Si ha pertanto l’impressione che la Messa domenicale serva talora a tanti scopi fuorché alla costruzione
della comunità di fede. La deficitaria attenzione al problema musicale è strettamente correlata alla
sottovalutazione della centralità della Parola di Dio che, sola, fa divampare il fuoco della carità, accende la
speranza e vivifica la fede. Nella misura in cui prevale l’efficientismo umano che tutto confida nelle
strategie persuasive che si fondano sulle scienze umane, si assiste alla corsa verso mezzi ritenuti “efficaci”,
di gusto “popolare”, che abbiano facile presa. Non c’è da meravigliarsi allora di entrare in chiese rumorose
ridotte a discoteche o, al contrario, in obitori affollati da persone musone e annoiate in un silenzio glaciale.
Casi estremi, che vanno da tante Messe dei giovani e quelle frequentate da soli adulti, riflettono la mancanza
di una seria pastorale che si fondi su un’assidua catechesi biblica e liturgica mirata a spezzare il pane della
Parola per rendere i cuori accoglienti del Pane di vita eucaristico, nella piena disponibilità a farsi carico dei
fratelli e delle sorelle più poveri e sfortunati.
La preoccupazione primaria nei confronti della Parola renderà i pastori attenti a quei linguaggi che la
possono meglio mediare in modo tale che Dio possa far giungere la propria voce al cuore dei suoi figli e che
questi ultimi abbiano i mezzi più adeguati ad alzare al Padre dei cieli il proprio cuore. La storia della musica
liturgica di circa 4000 anni, dalle prime esperienze di Israele a oggi, mostra l’importanza della musica quale
mezzo pedagogico e strumento di comunicazione che permette di esprimere la totalità di sé in quei momenti
nei quali la semplice parola parlata ammutolisce.
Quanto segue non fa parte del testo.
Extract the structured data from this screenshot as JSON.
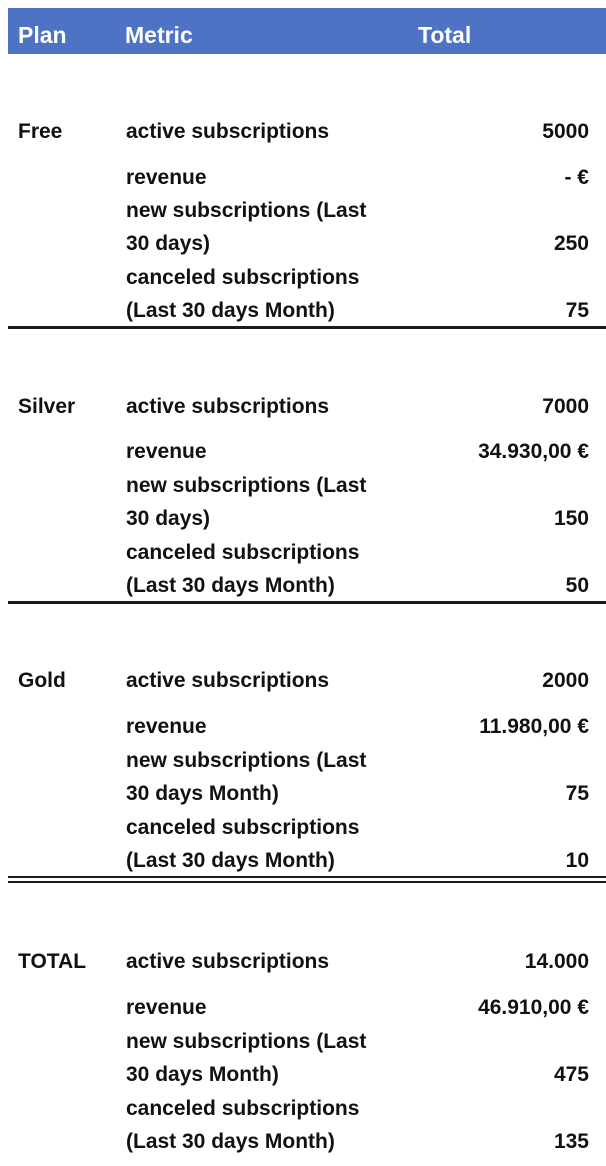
{
  "header": {
    "plan": "Plan",
    "metric": "Metric",
    "total": "Total"
  },
  "colors": {
    "header_bg": "#4f73c4",
    "header_text": "#ffffff"
  },
  "sections": [
    {
      "plan": "Free",
      "metrics": [
        {
          "label_lines": [
            "active subscriptions"
          ],
          "value": "5000"
        },
        {
          "label_lines": [
            "revenue"
          ],
          "value": "-  €"
        },
        {
          "label_lines": [
            "new subscriptions (Last",
            "30 days)"
          ],
          "value": "250"
        },
        {
          "label_lines": [
            "canceled subscriptions",
            "(Last 30 days Month)"
          ],
          "value": "75"
        }
      ]
    },
    {
      "plan": "Silver",
      "metrics": [
        {
          "label_lines": [
            "active subscriptions"
          ],
          "value": "7000"
        },
        {
          "label_lines": [
            "revenue"
          ],
          "value": "34.930,00 €"
        },
        {
          "label_lines": [
            "new subscriptions (Last",
            "30 days)"
          ],
          "value": "150"
        },
        {
          "label_lines": [
            "canceled subscriptions",
            "(Last 30 days Month)"
          ],
          "value": "50"
        }
      ]
    },
    {
      "plan": "Gold",
      "metrics": [
        {
          "label_lines": [
            "active subscriptions"
          ],
          "value": "2000"
        },
        {
          "label_lines": [
            "revenue"
          ],
          "value": "11.980,00 €"
        },
        {
          "label_lines": [
            "new subscriptions (Last",
            "30 days Month)"
          ],
          "value": "75"
        },
        {
          "label_lines": [
            "canceled subscriptions",
            "(Last 30 days Month)"
          ],
          "value": "10"
        }
      ]
    },
    {
      "plan": "TOTAL",
      "metrics": [
        {
          "label_lines": [
            "active subscriptions"
          ],
          "value": "14.000"
        },
        {
          "label_lines": [
            "revenue"
          ],
          "value": "46.910,00 €"
        },
        {
          "label_lines": [
            "new subscriptions (Last",
            "30 days Month)"
          ],
          "value": "475"
        },
        {
          "label_lines": [
            "canceled subscriptions",
            "(Last 30 days Month)"
          ],
          "value": "135"
        }
      ]
    }
  ]
}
A fronte di una situazione precaria che si avvicina all’abisso della disperazione, è necessario promuovere
con tutte le forze e con ogni sforzo possibile ogni iniziativa che permetta di ricuperare la dimensione poetica
e musicale della persona umana. Occorre un largo movimento di opinione pubblica che scuota dal torpore le
autorità civili affinché intervengano a livello scolastico, dagli asili alle università e ai conservatori. Nella
Chiesa è necessario ricostituire le scuole diocesane e zonali di musica sacra con un serio impegno di
formazione - cioè un impegno faticoso e costante, lungo nel tempo - di quanti possono assumersi la
responsabilità di aiutare la comunità orante sapendo che per cantori e strumentisti vale ancora oggi la
formula espressa dalla Chiesa molti secoli or sono: “Sforzati di cantare con le labbra ciò che nel cuore vivi
nella fede e traduci canto e fede in carità operosa”. Occorre cioè bandire soluzioni facili e immediate
solleticate da una vana demagogia, mentre urge costruire tutto dalle fondamenta, a partire da una
formazione biblico-liturgica sino all’istruzione tecnica musicale a servizio della liturgia, facendo
comprendere che tutto ha senso se si svolge in un clima orante: di ascolto della Parola per trasmetterla alle
comunità, di ascolto di queste ultime per esprimere con la musica a Dio la preghiera della Chiesa.